Bacon is prepared from several different cuts of meat. It is usually made from side and back cuts of pork, except in the United States and Canada, where it is most commonly prepared from pork belly (typically referred to as “streaky”, “fatty”, or “American style” outside of the US and Canada). The side cut has more meat and less fat than the belly. Bacon may be prepared from either of two distinct back cuts: fatback, which is almost pure fat, and pork loin, which is very lean. Bacon-cured pork loin is known as back bacon.
Bacon may be eaten smoked, boiled, fried, baked, or grilled and eaten on its own, as a side dish (particularly in breakfasts in North America) or used as a minor ingredient to flavour dishes (e.g., the Club sandwich). Bacon is also used for barding and larding roasts, especially game, including venison and pheasant. The word is derived from the Old High German bacho, meaning “buttock”, “ham” or “side of bacon”, and cognate with the Old French bacon.
In contrast to the practice in the United States, in continental Europe these cuts of the pig are usually not smoked, but are instead used primarily in cubes (lardons) as a cooking ingredient, valued both as a source of fat and for its flavour.
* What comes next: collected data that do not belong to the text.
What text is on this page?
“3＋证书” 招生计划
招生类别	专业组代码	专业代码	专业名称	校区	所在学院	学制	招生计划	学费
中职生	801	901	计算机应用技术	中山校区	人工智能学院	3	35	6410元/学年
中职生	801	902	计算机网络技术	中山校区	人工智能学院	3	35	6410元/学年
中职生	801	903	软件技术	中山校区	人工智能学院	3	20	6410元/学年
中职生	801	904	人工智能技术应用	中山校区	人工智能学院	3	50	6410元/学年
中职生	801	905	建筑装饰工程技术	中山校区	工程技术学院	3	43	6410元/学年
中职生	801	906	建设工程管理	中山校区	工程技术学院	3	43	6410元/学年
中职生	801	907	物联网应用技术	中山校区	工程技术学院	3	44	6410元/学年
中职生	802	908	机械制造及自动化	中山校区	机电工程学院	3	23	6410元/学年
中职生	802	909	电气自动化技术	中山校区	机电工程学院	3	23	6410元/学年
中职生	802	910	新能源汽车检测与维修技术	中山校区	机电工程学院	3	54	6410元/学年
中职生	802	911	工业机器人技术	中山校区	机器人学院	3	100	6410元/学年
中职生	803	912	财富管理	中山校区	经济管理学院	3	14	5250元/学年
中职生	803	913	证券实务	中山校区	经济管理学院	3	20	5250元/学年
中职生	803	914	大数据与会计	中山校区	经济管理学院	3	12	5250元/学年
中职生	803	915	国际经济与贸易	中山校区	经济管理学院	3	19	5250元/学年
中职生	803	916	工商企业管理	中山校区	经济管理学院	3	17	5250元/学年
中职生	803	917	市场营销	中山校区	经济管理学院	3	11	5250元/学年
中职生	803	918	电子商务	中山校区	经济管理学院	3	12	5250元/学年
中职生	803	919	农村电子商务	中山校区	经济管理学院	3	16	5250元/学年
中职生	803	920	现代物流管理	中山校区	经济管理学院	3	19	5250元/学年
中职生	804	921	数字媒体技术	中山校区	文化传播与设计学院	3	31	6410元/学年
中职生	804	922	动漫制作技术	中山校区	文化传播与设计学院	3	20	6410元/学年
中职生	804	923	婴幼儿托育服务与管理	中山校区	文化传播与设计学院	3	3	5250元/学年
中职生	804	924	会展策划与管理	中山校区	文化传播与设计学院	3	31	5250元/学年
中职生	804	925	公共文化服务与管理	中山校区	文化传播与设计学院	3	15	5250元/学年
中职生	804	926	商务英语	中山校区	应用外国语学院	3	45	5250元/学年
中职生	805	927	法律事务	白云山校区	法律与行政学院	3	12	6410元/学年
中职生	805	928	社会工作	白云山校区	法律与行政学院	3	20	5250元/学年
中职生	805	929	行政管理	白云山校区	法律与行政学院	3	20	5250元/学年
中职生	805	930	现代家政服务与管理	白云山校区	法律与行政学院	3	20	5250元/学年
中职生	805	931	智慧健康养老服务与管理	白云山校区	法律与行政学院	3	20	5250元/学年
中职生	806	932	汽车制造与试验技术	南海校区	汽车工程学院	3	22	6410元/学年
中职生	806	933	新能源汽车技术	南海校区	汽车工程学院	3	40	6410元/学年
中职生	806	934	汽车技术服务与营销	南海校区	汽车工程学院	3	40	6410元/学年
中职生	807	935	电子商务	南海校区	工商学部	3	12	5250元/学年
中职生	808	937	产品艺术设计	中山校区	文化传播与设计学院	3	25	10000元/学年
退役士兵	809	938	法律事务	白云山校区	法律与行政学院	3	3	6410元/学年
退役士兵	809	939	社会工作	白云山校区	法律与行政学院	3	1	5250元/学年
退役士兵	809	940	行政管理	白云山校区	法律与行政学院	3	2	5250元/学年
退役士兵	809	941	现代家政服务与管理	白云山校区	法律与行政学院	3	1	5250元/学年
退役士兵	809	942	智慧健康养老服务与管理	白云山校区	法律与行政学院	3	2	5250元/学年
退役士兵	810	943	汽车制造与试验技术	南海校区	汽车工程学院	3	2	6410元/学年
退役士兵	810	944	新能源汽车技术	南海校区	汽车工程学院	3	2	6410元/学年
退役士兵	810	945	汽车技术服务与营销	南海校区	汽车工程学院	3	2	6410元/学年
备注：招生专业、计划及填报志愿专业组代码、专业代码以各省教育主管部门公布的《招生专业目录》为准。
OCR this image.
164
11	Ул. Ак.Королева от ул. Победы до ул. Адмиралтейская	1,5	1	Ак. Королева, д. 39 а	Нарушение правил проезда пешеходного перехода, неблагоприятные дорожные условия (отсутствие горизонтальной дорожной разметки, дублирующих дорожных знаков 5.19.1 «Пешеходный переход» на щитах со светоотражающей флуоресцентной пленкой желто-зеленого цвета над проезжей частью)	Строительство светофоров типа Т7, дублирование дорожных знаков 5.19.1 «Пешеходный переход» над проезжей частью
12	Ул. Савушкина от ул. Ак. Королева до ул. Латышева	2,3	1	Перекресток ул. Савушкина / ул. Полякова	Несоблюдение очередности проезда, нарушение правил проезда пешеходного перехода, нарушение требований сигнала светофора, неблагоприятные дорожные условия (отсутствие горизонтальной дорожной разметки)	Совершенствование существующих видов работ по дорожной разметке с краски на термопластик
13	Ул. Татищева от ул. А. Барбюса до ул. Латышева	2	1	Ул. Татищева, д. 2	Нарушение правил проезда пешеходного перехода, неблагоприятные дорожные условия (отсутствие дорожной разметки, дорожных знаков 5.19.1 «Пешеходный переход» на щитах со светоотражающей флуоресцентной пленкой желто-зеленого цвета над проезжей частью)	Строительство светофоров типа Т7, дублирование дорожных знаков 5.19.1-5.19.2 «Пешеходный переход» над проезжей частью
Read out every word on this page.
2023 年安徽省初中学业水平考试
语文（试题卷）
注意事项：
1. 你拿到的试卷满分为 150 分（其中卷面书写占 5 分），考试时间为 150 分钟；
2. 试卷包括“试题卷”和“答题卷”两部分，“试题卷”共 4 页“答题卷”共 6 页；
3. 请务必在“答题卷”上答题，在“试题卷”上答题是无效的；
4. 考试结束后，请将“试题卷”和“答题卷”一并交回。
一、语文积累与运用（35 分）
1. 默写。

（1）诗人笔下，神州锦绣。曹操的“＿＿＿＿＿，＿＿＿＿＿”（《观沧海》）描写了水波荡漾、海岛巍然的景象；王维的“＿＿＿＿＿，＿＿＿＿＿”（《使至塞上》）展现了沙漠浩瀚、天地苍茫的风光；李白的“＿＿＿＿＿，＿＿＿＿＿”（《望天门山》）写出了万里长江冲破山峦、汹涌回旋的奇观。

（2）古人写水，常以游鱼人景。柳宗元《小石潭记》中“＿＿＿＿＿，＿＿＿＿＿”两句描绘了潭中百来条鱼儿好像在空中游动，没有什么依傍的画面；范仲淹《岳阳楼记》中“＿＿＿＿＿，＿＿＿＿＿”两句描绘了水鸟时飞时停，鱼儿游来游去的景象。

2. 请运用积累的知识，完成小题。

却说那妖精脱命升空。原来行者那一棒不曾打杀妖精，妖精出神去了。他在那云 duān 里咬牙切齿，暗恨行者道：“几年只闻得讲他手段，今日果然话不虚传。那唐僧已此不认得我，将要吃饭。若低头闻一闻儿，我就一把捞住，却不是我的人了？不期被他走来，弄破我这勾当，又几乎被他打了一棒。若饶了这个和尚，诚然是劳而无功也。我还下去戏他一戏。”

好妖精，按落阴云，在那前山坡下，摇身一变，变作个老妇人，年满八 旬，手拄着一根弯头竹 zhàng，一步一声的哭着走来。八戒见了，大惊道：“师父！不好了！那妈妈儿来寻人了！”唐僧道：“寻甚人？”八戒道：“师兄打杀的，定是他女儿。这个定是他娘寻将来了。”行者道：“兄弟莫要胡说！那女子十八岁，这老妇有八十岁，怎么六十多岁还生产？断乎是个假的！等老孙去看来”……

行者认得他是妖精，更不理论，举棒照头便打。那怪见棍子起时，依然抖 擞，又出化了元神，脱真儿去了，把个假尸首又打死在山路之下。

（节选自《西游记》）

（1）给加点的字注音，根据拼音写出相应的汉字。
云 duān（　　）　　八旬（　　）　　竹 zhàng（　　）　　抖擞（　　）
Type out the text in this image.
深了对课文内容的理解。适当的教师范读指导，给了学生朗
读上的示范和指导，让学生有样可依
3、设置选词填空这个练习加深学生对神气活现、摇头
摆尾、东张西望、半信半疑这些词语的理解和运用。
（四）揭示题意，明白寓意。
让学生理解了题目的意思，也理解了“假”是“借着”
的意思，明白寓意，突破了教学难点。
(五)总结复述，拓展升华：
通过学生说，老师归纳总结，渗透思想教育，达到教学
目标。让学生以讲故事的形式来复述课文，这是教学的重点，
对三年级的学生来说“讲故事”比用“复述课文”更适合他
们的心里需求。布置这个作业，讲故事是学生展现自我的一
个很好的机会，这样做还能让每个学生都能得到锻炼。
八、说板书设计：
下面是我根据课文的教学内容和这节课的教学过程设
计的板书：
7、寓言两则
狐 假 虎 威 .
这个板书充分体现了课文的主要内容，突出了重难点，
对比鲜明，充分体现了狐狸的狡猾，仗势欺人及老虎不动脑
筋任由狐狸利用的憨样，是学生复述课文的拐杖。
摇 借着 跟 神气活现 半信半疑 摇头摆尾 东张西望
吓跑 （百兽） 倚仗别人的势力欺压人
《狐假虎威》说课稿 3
In Italy, this product is called pancetta and is usually cooked in small cubes or thinly sliced as part of anantipasto.
Meat from other animals, such as beef, lamb, chicken, goat, or turkey, may also be cut, cured, or otherwise prepared to resemble bacon, and may even be referred to as “bacon”. Such use is common in areas with significant Jewish and Muslim populations, both of which prohibit the consumption of pigs. The USDA defines bacon as “the cured belly of a swine carcass”; other cuts and characteristics must be separately qualified (e.g., “smoked pork loin bacon”). For safety, bacon may be treated to preventtrichinosis, caused by Trichinella, a parasitic roundworm which can be destroyed by heating, freezing, drying, or smoking.
Bacon is distinguished from salt pork and ham by differences in the brine (or dry packing). Bacon brine has added curing ingredients, most notably sodium nitrite, and occasionally potassium nitrate (saltpeter); sodium ascorbate or erythorbate are added to accelerate curing and stabilise colour. Flavourings such as brown sugar or maple are used for some products. Sodium polyphosphates, such as sodium triphosphate, may be added to make the produce easier to slice and to reduce spattering when the bacon is pan-fried. Today, a brine for ham, but not bacon, includes a large amount of sugar. Historically, “ham” and “bacon” referred to different cuts of meat that were brined or packed identically, often together in the same barrel.